The draft legislation on the new Direct Tax Code (DTC) was submitted to Finance Minister Nirmala Sitharaman on August 19. The contents of the report have not been made public yet. A FinMin source earlier told India Today that the panel had recommended introducing a 10 per cent tax rate slab for annual income between Rs 2.5 lakh and Rs 10 lakh followed by a 20 per cent slab for the Rs 10-20 lakh income bracket and a 30 per cent, or higher, slab for higher income levels.

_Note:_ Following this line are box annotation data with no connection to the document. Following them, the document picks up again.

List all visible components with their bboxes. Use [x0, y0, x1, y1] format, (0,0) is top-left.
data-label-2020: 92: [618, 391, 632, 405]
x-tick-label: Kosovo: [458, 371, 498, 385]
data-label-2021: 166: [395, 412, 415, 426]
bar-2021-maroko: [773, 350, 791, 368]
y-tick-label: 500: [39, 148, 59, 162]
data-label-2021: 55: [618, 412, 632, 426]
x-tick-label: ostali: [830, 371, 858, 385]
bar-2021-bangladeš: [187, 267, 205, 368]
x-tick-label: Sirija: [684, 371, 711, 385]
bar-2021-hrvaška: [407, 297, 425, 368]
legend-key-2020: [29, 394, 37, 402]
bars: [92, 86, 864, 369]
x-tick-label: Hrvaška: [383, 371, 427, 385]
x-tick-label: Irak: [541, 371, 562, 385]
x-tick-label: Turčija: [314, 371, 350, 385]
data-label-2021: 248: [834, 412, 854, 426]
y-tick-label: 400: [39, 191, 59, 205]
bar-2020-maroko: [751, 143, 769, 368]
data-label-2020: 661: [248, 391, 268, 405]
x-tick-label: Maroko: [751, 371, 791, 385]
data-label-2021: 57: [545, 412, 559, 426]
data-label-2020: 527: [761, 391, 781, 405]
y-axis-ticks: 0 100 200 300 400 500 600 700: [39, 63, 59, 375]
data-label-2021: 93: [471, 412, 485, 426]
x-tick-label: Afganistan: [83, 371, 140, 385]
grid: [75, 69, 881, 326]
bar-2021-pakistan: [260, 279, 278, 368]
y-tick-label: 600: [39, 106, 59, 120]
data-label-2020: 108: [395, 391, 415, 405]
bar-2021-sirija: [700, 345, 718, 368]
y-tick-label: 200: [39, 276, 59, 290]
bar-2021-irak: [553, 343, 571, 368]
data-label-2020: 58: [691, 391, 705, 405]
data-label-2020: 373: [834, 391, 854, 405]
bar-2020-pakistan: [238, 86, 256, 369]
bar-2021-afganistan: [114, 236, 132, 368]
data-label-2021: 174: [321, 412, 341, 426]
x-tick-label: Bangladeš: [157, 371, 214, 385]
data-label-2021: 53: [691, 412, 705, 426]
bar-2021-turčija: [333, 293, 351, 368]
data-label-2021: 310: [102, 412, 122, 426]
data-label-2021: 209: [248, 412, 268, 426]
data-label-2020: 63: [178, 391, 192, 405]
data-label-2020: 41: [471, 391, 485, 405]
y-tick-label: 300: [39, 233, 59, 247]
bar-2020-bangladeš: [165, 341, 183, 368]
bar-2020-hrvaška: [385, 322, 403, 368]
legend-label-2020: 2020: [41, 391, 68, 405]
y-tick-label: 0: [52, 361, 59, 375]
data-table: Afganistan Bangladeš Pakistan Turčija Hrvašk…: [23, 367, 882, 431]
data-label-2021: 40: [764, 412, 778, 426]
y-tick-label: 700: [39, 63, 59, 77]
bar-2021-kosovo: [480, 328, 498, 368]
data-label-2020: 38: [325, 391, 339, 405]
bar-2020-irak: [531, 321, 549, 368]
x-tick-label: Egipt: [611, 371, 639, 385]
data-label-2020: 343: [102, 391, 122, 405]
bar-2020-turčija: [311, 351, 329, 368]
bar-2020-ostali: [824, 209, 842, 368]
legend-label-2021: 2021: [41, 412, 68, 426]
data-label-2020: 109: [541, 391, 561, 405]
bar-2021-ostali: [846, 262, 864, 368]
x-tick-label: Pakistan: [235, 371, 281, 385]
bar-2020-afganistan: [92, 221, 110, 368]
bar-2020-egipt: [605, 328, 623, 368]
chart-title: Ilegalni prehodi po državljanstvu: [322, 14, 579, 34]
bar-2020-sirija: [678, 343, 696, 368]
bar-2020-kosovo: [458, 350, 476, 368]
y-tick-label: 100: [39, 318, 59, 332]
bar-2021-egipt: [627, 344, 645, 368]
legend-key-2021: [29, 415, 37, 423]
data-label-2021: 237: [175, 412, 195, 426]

If true, this will come as a major relief for those in the Rs 5-8 lakh slab, who have been paying 20 per cent tax since 2010-11. The upper threshold for this rate was subsequently pushed up to Rs 10 lakh for FY13.Also Read: 10 ways in which new income tax rules will impact you
The lower middle class already had much to cheer in Budget 2017 when late former finance minister Arun Jaitley halved the personal income tax in the Rs 2.5-5 lakh bracket to 5 per cent and again in the Interim Budget 2019, thanks to the full tax rebate offered to individuals with taxable annual income up to Rs 5 lakh. Those with a total annual income of over Rs 10 lakh currently fall in the 30 per cent tax slab. The buzz is that those earning up to Rs 55 lakh may also get major tax relief.
Sitharaman recently had announced a relaxation in the corporate tax rates for domestic companies and new manufacturing domestic companies. As per the tax reforms, domestic companies will be taxed at 25.17 per cent, whereas new manufacturing firms will be taxed at 17 per cent.
Both tax rates include all the surcharges and cess and will be applicable from the ongoing financial year. The decision is meant to increase liquidity at the companies' disposal and encourage foreign investment, especially in the manufacturing segment.